NAO report

Brexit customs costs lower than first estimates

lorries at Dover
There have been fewer customs declarations than expected

Britain’s exit from the EU has cost companies much less in additional red tape than was original expected.

A 2019 estimate put the cost of completing customs declarations in trading with the EU at £7.5 billion a year.

However, HMRC’s forecast of the number of declarations it would receive was “significantly greater than that which materialised”, according to a report from the National Audit Office.

This is a result of traders and their agents changing their behaviour and has led the NAO to downwardly revise its estimate of the total cost of the additional paperwork.

It had expected the number of customs declarations to leap from 55 million to 270 million. The last available data from 2022 shows HMRC received 95 million declarations – a third of the expected total – of which 39 million related to EU trade and 55 million related to trade with the ROW [rest of the world].

“HMRC told us that the primary reasons for its over-estimate included changes in behaviour by traders and intermediaries, such as submission of fewer declarations for more items, and a lack of detailed information about levels of trade with the EU prior to EU exit and how this would translate into declarations.

“The lower than anticipated number of declarations means that HMRC’s updated estimate of the total annual cost to businesses of making customs declarations on goods moving between the UK and the EU will likely be significantly less than £7.5 billion.”

The report states that Brexit has still cost the taxpayer an additional £4.7bn setting up the 13 most significant programmes to manage the passage of goods across the border.

However, it states that “this cost primarily relates to putting in place the infrastructure and systems required to manage the border in the context of EU exit, and wider programmes to improve the performance of the border, elements of which would have been necessary even if the UK had not left the EU.”

On the rate of progress, the report states that: “More than three years after the end of the transition period, full import controls are still not in place. Although departments appear to be on course to introduce most of the remaining controls during 2024, there remains uncertainty about when full… controls will be in place.”

It says the government has delayed implementation of the remaining controls five times, though the government has blamed the Covid pandemic during the initial transition period which meant giving businesses more time to recover, and the subsequent cost of living crisis.

Despite the NAO’s admission that customs costs had been over-estimated, the SNP insisted that Brexit is doing untold damage to Scotland’s economy.
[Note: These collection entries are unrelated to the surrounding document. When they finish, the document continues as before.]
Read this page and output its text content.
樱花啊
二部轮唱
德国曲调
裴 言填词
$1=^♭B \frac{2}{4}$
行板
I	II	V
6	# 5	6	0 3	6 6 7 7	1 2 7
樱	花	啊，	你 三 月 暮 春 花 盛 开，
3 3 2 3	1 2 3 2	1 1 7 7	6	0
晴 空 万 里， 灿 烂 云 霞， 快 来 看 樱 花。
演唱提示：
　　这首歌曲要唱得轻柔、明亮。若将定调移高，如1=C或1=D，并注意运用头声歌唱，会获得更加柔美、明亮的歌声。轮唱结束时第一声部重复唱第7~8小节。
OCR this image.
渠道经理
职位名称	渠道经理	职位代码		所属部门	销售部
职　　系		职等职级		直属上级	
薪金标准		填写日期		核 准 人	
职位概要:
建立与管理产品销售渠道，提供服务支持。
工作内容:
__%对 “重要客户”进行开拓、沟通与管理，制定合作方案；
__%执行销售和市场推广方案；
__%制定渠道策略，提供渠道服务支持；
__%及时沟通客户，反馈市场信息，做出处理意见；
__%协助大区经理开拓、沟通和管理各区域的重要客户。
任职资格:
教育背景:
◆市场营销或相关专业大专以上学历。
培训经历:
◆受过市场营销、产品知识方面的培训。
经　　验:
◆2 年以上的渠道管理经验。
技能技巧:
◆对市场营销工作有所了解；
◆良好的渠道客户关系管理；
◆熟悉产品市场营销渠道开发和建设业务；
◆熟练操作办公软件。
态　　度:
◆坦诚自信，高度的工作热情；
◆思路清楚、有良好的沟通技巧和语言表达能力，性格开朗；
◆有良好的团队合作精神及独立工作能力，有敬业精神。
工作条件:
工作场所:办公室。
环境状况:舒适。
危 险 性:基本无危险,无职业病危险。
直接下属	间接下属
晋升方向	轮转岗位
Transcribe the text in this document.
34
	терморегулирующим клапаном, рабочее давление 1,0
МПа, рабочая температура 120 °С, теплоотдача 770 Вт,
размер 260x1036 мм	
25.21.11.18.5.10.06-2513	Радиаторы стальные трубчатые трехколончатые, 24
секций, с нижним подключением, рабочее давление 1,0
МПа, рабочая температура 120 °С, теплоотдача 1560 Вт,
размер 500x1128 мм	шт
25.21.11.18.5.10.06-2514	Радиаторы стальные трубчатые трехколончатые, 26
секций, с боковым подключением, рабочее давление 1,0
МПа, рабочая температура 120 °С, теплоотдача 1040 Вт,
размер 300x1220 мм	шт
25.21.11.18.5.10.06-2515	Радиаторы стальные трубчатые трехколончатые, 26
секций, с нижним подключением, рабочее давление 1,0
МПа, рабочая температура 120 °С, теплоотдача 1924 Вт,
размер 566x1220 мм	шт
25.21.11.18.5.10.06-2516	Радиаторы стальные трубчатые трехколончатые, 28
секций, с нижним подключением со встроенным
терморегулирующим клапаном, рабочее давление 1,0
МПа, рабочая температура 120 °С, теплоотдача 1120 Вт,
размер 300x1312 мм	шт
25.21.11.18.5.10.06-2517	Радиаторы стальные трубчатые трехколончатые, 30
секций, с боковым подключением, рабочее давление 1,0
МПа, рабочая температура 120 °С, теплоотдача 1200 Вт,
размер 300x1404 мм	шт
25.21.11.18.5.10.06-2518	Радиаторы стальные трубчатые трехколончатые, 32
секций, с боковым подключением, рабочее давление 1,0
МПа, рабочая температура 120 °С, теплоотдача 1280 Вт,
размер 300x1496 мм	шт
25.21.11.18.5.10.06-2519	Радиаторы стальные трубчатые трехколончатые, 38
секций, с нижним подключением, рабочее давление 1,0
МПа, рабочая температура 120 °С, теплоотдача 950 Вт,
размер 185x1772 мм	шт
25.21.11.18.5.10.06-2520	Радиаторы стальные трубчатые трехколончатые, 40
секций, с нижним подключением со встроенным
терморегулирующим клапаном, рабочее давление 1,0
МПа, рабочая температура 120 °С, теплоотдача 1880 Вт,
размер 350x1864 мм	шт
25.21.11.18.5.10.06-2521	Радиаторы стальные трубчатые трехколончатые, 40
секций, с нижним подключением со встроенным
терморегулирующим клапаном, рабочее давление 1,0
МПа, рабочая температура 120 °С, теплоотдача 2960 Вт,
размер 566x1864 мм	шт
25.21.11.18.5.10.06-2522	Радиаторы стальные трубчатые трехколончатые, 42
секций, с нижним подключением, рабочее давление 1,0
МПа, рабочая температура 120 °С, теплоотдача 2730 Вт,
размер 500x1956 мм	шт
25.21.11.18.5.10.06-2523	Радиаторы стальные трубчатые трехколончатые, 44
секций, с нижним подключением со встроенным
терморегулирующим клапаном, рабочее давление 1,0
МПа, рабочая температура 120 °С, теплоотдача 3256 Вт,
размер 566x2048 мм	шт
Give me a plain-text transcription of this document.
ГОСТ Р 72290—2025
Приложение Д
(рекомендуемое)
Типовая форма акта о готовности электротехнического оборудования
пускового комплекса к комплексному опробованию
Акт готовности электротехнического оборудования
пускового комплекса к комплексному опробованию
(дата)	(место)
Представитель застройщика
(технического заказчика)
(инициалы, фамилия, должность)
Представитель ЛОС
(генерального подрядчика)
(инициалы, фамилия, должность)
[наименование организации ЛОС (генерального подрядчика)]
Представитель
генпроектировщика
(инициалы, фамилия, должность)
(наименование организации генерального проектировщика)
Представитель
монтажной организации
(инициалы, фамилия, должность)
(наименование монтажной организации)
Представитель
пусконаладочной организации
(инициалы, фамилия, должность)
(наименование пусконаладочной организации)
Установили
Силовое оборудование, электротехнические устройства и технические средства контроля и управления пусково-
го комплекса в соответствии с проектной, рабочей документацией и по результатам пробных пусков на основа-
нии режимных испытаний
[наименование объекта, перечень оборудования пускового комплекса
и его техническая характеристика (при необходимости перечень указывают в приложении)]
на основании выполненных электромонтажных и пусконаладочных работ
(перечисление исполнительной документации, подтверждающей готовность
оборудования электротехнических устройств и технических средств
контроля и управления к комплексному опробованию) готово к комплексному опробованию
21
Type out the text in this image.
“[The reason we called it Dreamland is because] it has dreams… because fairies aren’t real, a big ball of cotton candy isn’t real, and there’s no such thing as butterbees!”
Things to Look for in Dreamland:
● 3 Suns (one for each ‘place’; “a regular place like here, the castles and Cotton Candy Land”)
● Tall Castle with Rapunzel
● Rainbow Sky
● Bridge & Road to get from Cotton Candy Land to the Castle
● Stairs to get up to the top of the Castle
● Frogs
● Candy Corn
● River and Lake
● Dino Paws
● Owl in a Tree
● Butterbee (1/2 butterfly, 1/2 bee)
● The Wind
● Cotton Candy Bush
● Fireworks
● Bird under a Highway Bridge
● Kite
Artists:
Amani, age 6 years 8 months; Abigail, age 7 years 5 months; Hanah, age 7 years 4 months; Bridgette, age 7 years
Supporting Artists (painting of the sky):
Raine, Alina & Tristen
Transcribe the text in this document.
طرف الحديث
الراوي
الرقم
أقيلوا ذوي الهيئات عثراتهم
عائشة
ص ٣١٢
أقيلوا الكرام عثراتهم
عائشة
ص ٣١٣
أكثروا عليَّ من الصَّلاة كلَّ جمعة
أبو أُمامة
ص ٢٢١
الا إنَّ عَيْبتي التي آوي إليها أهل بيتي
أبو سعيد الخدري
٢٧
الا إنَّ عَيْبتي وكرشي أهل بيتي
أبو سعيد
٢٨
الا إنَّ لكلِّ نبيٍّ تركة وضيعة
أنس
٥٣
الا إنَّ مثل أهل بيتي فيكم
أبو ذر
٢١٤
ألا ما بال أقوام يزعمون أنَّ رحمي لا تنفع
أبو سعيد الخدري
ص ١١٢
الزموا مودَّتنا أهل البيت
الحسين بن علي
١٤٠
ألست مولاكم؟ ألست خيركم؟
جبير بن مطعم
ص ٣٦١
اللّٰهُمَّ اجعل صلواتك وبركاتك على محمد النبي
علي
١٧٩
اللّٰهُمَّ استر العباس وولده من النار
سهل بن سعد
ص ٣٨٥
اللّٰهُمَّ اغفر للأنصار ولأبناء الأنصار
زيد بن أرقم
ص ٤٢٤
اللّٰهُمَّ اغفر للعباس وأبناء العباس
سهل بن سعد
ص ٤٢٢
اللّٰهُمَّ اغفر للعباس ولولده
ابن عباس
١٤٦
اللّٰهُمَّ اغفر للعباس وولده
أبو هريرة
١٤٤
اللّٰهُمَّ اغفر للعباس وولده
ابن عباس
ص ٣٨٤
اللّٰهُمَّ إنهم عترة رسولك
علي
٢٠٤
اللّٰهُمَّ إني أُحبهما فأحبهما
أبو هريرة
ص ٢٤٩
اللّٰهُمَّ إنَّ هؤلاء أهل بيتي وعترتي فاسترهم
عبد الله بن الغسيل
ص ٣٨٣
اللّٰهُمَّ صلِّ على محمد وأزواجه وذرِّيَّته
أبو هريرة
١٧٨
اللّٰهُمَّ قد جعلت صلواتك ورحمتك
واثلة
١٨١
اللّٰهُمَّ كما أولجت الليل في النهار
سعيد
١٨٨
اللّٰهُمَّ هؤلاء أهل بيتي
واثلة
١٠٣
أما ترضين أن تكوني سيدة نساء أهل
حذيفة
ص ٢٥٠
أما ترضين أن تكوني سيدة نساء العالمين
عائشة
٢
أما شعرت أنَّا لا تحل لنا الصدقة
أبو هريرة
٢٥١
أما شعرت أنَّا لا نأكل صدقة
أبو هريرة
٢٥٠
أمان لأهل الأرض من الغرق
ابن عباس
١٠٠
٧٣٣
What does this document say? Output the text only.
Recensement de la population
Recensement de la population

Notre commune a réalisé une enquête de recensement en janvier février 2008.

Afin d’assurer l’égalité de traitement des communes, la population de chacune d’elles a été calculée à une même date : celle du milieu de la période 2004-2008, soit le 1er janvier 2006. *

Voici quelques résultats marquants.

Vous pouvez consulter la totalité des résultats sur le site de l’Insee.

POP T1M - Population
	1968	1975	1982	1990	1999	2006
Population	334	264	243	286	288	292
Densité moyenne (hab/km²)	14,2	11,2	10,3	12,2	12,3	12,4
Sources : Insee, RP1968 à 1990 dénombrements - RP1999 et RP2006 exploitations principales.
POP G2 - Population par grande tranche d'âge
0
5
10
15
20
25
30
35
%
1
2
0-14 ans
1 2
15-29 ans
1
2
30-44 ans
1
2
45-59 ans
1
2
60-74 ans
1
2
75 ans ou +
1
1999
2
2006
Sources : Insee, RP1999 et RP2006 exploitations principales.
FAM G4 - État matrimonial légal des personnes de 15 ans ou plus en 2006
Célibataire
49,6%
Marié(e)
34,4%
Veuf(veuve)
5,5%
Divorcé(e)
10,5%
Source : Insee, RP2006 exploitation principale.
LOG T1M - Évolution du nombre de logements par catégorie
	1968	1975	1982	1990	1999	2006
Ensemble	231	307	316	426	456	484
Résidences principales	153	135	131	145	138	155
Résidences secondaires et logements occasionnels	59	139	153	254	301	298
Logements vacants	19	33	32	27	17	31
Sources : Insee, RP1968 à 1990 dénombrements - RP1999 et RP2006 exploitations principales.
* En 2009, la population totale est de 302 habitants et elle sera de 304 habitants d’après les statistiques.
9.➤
Commenting, SNP MP and International Trade Spokesperson Richard Thomson said: “Brexit is causing long-term damage to Scotland’s economy, harming trade with our biggest international trading partner and piling ever-growing costs on Scottish businesses.

“This is holding back our economy and businesses, who are already grappling with the consequences of woeful economic mismanagement by Westminster.

“With the Tories and Labour wedded to the long-term economic decline of Brexit and backward economic policies that hamper growth, Scotland must look beyond broken Britain to a brighter future.”